El 6 de diciembre, mientras se discutía la viabilidad del proyecto Conga, el dirigente cajamarquino Gregorio Saavedra fue invitado a la comisión de Ambiente y Ecología. A su salida, agentes de seguridad del Estado lo detuvieron y lo llevaron a la DIRCOTE “para verificar su identidad”. Esto se llama amedrentamiento. Y si bien no es absolutamente ilegal, sí revela un abuso del poder. El responsable directo de este calculado acto político fue el coronel en retiro Oscar Valdés, entonces Ministro del Interior.
El último capítulo de la negociación entre el gobierno y los dirigentes cajamarquinos para resolver el problema del paro fue grabado en video. Allí se ve al expremier Lerner desesperado. Debía lograr que los dirigentes levanten su medida de fuerza esa noche. Los dirigentes, acostumbrados a consultar con sus bases, pidieron solo unas horas más para dar una respuesta. Lerner, visiblemente angustiado, replicaba que no podía, que debía responder a 29 millones de peruanos. Lo que Lerner no decía era que Humala le había pedido una solución esa noche sí o sí. Y lo que Lerner no sabía era que Valdés ya había coordinado con Humala la implementación del estado de emergencia en esa zona del país.
Horas después el Ministerio de Economía bloqueó las cuentas del gobierno regional de Cajamarca. Consultado al respecto, el ministro Castilla no pudo justificar semejante acción y confesó que lo hizo a pedido del Ministerio del Interior. Es decir, a pedido del coronel Valdés. Al día siguiente el titular del diario La Razón fue el siguiente: “Al fin mano dura” Todo esto ocurría mientras Salomón Lerner seguía “presidiendo” el consejo de ministros.
Ya lo hemos dicho, durante los primeros cuatro meses Humala supo mantener el misterio con respecto a la dirección que tomaría su gobierno. Sin embargo, si tomamos en cuenta la forma como Carlos Tapia salió del gobierno y el silencio que se mantiene con respecto al poder que tendrían Favre y Villafuerte, el nombramiento del coronel Valdés no sorprende. Sí sorprende la rapidez con la que Humala estaría girando hacia la derecha. Luego de la juramentación del nuevo gabinete, el diario La Razón resumió (festejó) la coyuntura de esta manera: “Sacó a los rojos”. El premier Valdés ha dicho (o acaso advertido) que en su gestión “se trabajará más y se hablará (¿dialogará?) menos”. Puede ser mi paranoia, pero comienzo a ver los ojos de Humala ligeramente achinados.

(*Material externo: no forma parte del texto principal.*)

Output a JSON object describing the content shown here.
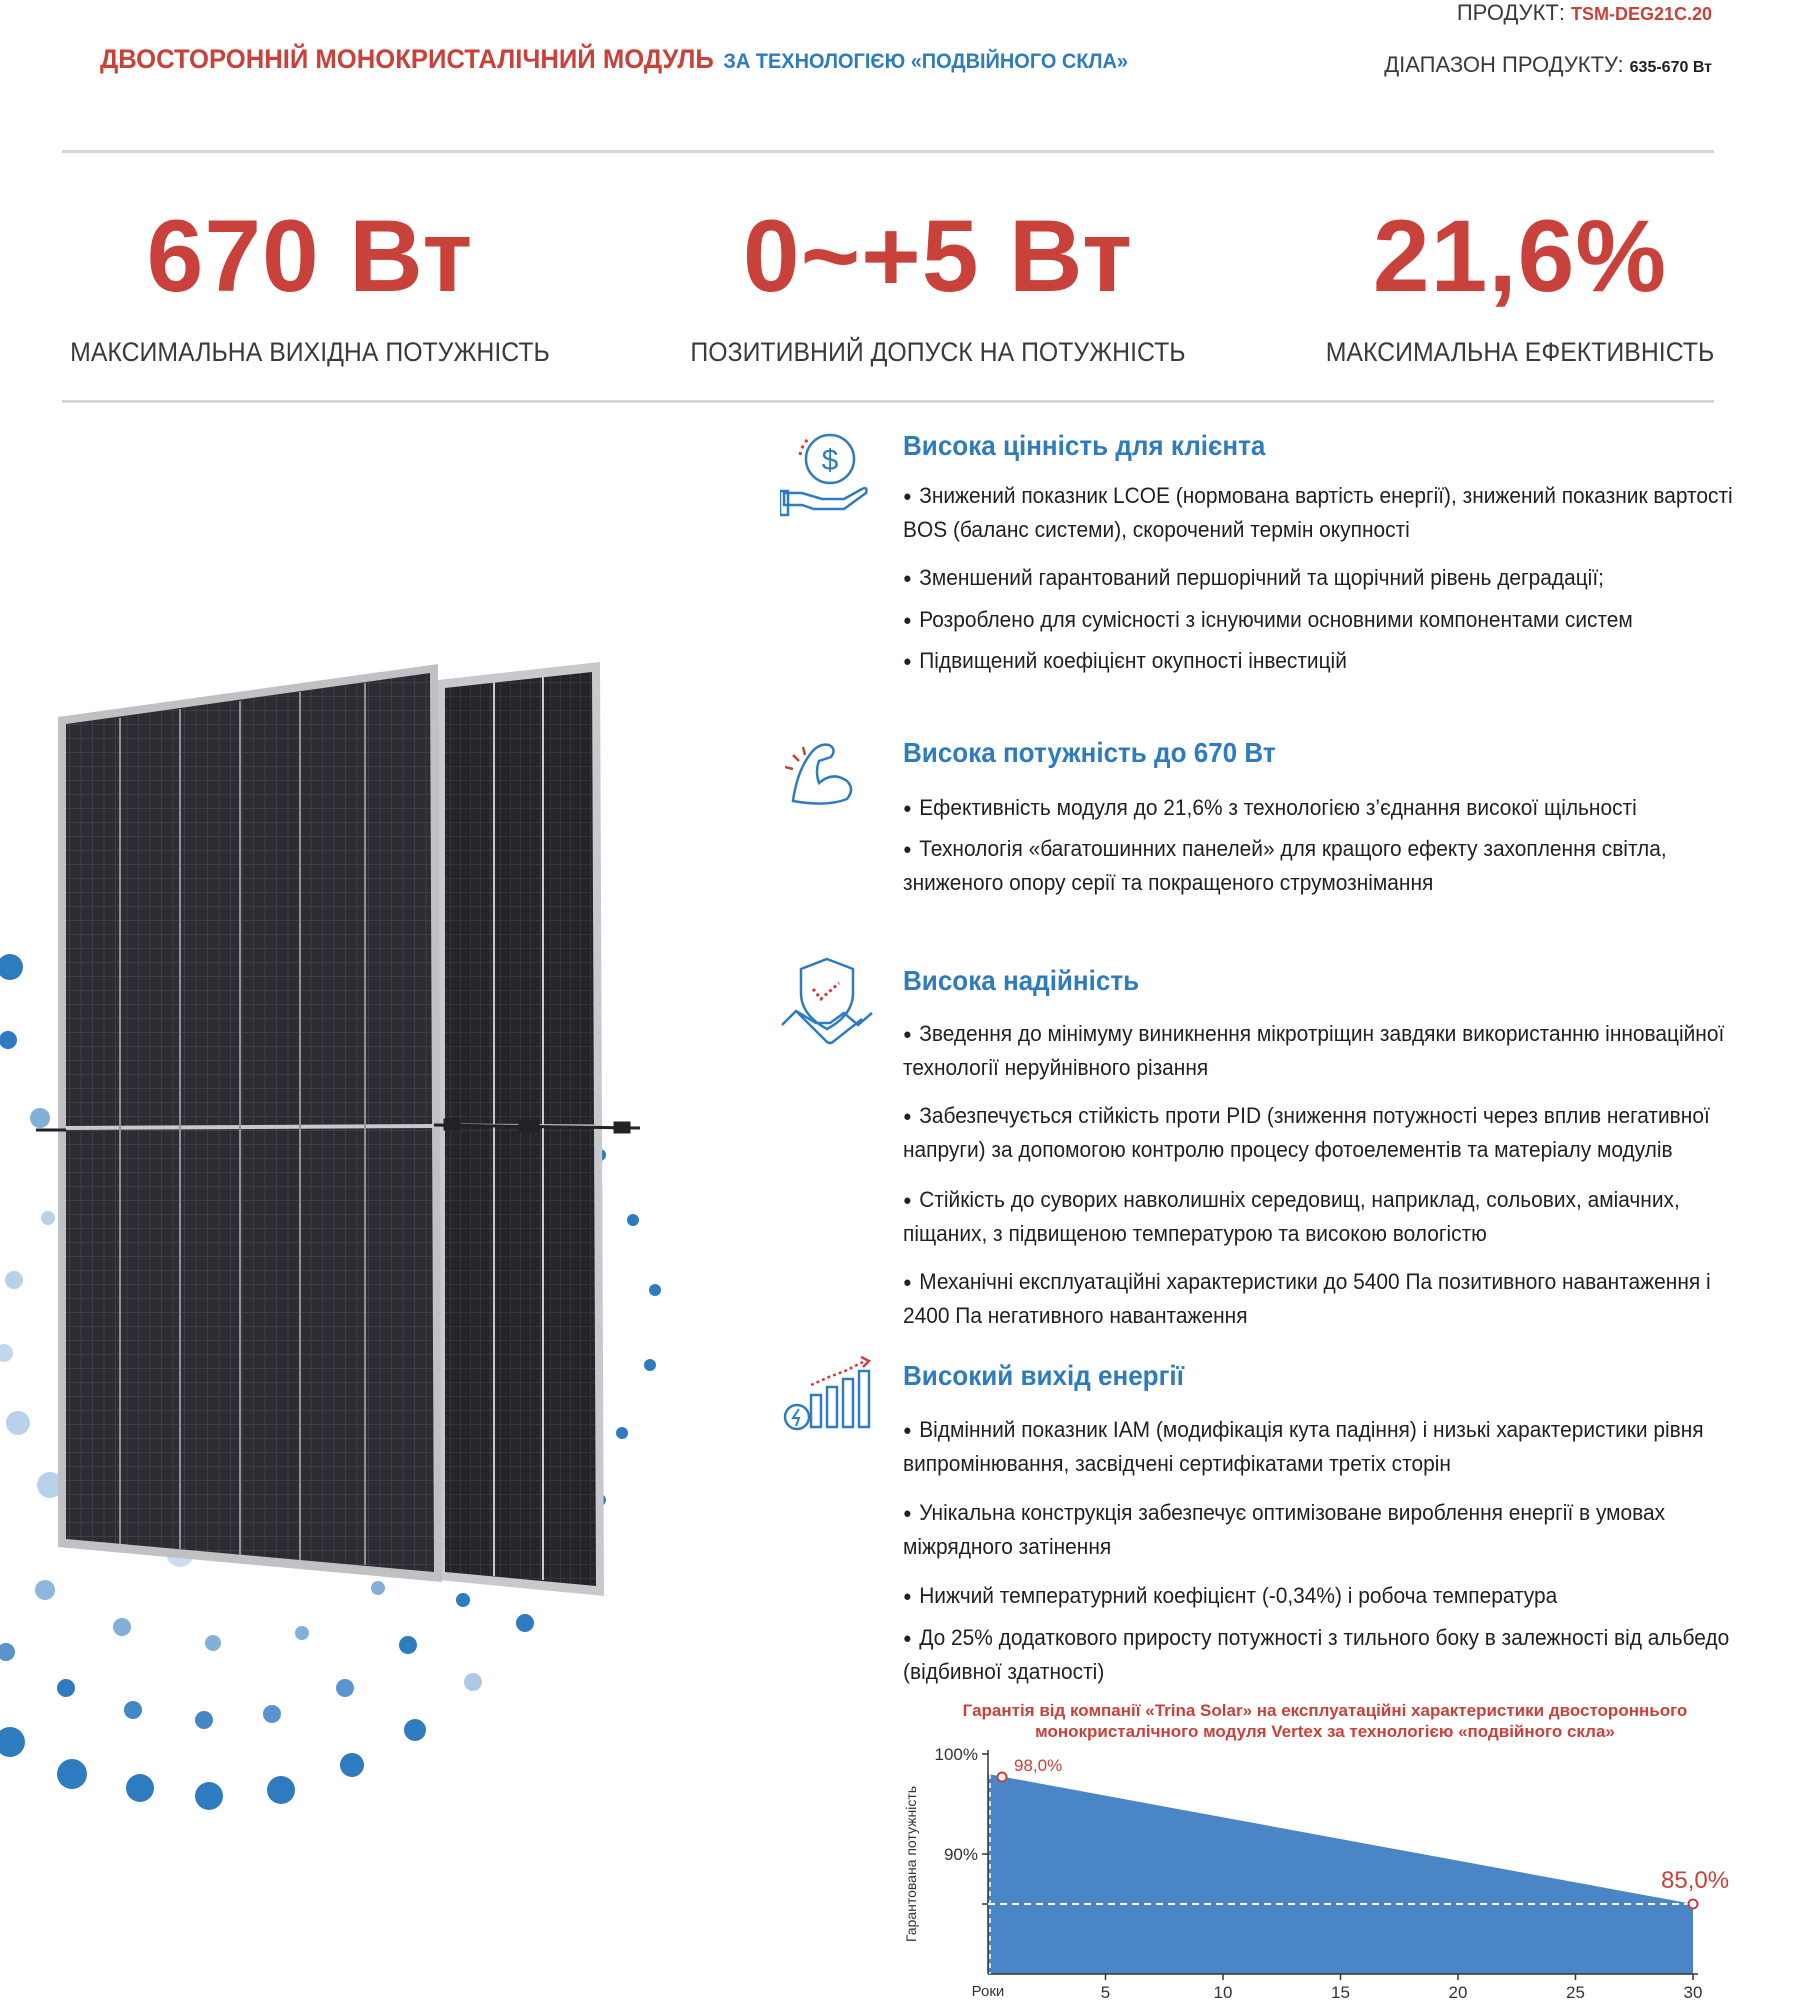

El excoronel Valdés también ha dicho que la política “será de potestad casi exclusiva del presidente Humala”. ¿Qué política? Si algo viene caracterizando a este gobierno, luego de la implementación de los indispensables programas sociales, es la ausencia de una política clara. Es por eso que las declaraciones de Valdés me parecen peligrosamente irónicas.
Espero que el nuevo premier con actos nos demuestre que estamos apresurándonos al juzgarlo. Mientras tanto, la derecha puede seguir festejando y junto a ella los directivos del diario La Razón, quienes el martes 12 (ayer) celebraron en portada que el nuevo gobierno “Sacó a los rojos”.